I have two lambda functions, one that inserts data into a database (create_user), and another (get_users) that reads it from a MySQL database hosted on AWS RDS.
The database code for the create_user lambda looks like this (note the commit):
user = ... # get user from request object
with self.conn.cursor() as cursor:
cursor.execute(sql.INSERT_USER, (
user.first_name,
user.last_name,
user.birth_date,
user.sex,
user.firebase_id
))
self.conn.commit()
And the database code for the get_users lambda:
with self.conn.cursor() as cursor:
cursor.execute(sql.GET_ALL_USERS)
user_rows = cursor.fetchall()
In both lambdas I set up my database connection outside the handler function:
conn_params = db_utils.db_connection_parameters()

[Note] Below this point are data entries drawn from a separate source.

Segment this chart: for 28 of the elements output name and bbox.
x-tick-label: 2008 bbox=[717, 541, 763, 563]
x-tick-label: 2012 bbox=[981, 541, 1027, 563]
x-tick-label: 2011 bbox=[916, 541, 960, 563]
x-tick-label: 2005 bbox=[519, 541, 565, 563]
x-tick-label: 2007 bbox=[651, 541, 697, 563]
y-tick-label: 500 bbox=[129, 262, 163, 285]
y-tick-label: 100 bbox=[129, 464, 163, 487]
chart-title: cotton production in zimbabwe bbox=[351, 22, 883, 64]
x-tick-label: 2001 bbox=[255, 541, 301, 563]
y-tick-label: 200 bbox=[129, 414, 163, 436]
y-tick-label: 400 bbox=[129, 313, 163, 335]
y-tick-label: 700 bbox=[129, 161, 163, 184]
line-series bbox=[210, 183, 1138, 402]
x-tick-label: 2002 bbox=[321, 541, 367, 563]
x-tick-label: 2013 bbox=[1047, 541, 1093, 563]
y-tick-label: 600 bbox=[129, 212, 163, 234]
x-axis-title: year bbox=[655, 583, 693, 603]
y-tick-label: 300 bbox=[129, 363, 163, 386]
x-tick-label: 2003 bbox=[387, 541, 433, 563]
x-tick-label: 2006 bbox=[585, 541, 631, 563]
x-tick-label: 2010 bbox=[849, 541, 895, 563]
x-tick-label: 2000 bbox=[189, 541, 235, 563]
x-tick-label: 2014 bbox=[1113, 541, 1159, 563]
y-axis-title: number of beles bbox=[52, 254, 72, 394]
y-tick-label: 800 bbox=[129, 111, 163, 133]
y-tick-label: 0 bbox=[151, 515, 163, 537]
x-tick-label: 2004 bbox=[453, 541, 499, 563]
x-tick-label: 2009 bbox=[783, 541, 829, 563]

conn = pymysql.connect(host=conn_params['host'],
user=conn_params['username'],
password=conn_params['password'],
database=conn_params['name'],
cursorclass=pymysql.cursors.DictCursor)
def lambda_handler(event, context):
...
The issue is that the get_users lambda response does not contain users that were recently inserted with the create_user lambda or via MySQLWorkbench (again, remembering to call commit). If I connect to the database with pymysql or MySQLWorkbench, I can see that the new row was inserted, but the get_users lambda does not reflect this change for another 10 minutes or so. I'd like the results to be reflected nearly immediately.
Moving the connection from outside of the lambda handler function to within it fixed the issue:
I don't understand why. I must be misunderstanding something about the way database connections work and what they cache.